Alan Kirk wrote: ↑Sun May 05, 2019 9:57 am
I've been thinking about this further.
What I said earlier still holds; if IBM can't be clear about when the functionality can fail, and indicate that it CAN fail, I'd just turn it off and stay away from it.
However... if issues like this go unreported they'll never get fixed. And for it to get fixed it would be necessary to know
EXACTLY what is failing.
Here is what I would do if time allowed.
- Recreate what you had done earlier; having the setting on in one environment and off in another from exactly the same cube files.
- Create a TI with a data source of my cubes dimension;
- For each cube, call the Bedrock.Cube.Data.Export function. (If you use Bedrock. If not, it's probably the easiest way to get from A to B in a case like this.)
- That process can exclude consolidations and rule derived values. It's a generic process that can work on any cube up to 27 dimensions.
- Have the output files from one environment go to one folder, the output files from the other to a different one.
- Use Winmerge to look for differences in the folders. If there are differences in the file sizes from the two environments, then you'll know that there are differences in the cube concerned.
- You can then use Winmerge to load up those two files and see how many values differ.

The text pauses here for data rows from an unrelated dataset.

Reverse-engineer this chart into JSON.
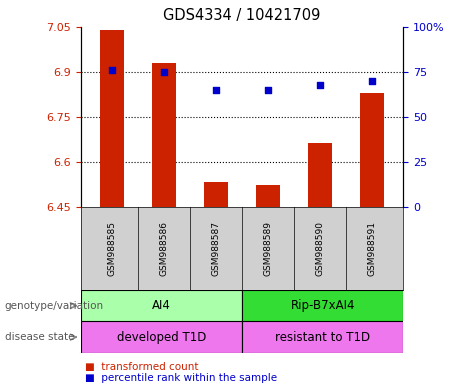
{
  "title": "GDS4334 / 10421709",
  "samples": [
    "GSM988585",
    "GSM988586",
    "GSM988587",
    "GSM988589",
    "GSM988590",
    "GSM988591"
  ],
  "bar_values": [
    7.04,
    6.93,
    6.535,
    6.525,
    6.665,
    6.83
  ],
  "bar_baseline": 6.45,
  "dot_values": [
    76,
    75,
    65,
    65,
    68,
    70
  ],
  "bar_color": "#cc2200",
  "dot_color": "#0000cc",
  "ylim_left": [
    6.45,
    7.05
  ],
  "ylim_right": [
    0,
    100
  ],
  "yticks_left": [
    6.45,
    6.6,
    6.75,
    6.9,
    7.05
  ],
  "yticks_right": [
    0,
    25,
    50,
    75,
    100
  ],
  "ytick_labels_left": [
    "6.45",
    "6.6",
    "6.75",
    "6.9",
    "7.05"
  ],
  "ytick_labels_right": [
    "0",
    "25",
    "50",
    "75",
    "100%"
  ],
  "hlines": [
    6.6,
    6.75,
    6.9
  ],
  "genotype_groups": [
    {
      "label": "AI4",
      "start": 0,
      "end": 3,
      "color": "#aaffaa"
    },
    {
      "label": "Rip-B7xAI4",
      "start": 3,
      "end": 6,
      "color": "#33dd33"
    }
  ],
  "disease_groups": [
    {
      "label": "developed T1D",
      "start": 0,
      "end": 3,
      "color": "#ee77ee"
    },
    {
      "label": "resistant to T1D",
      "start": 3,
      "end": 6,
      "color": "#ee77ee"
    }
  ],
  "legend_bar_label": "transformed count",
  "legend_dot_label": "percentile rank within the sample",
  "row_label_genotype": "genotype/variation",
  "row_label_disease": "disease state",
  "background_color": "#ffffff",
  "tick_label_color_left": "#cc2200",
  "tick_label_color_right": "#0000cc",
  "sample_bg_color": "#d0d0d0"
}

- If it turned out that there are too many variances to manually analyse, I'd probably load the files into either a database or even back to a TM1 server and run a query / process as the case may be to identify variances.
It MAY be that a pattern emerges, or it may not.
Either way, it gives you hard evidence of not only variances but WHERE those variances occur, which can then be raised as a support ticket.
The next bit may get a bit tricky. I'd bet good money that IBM support will ask for your entire model. And I'll bet that your company's response will be "no way!", NDA or not. And at that point the request may reach an impasse. But if a GOOD support person gets it, they may be able to figure out what's going on from the data you've supplied.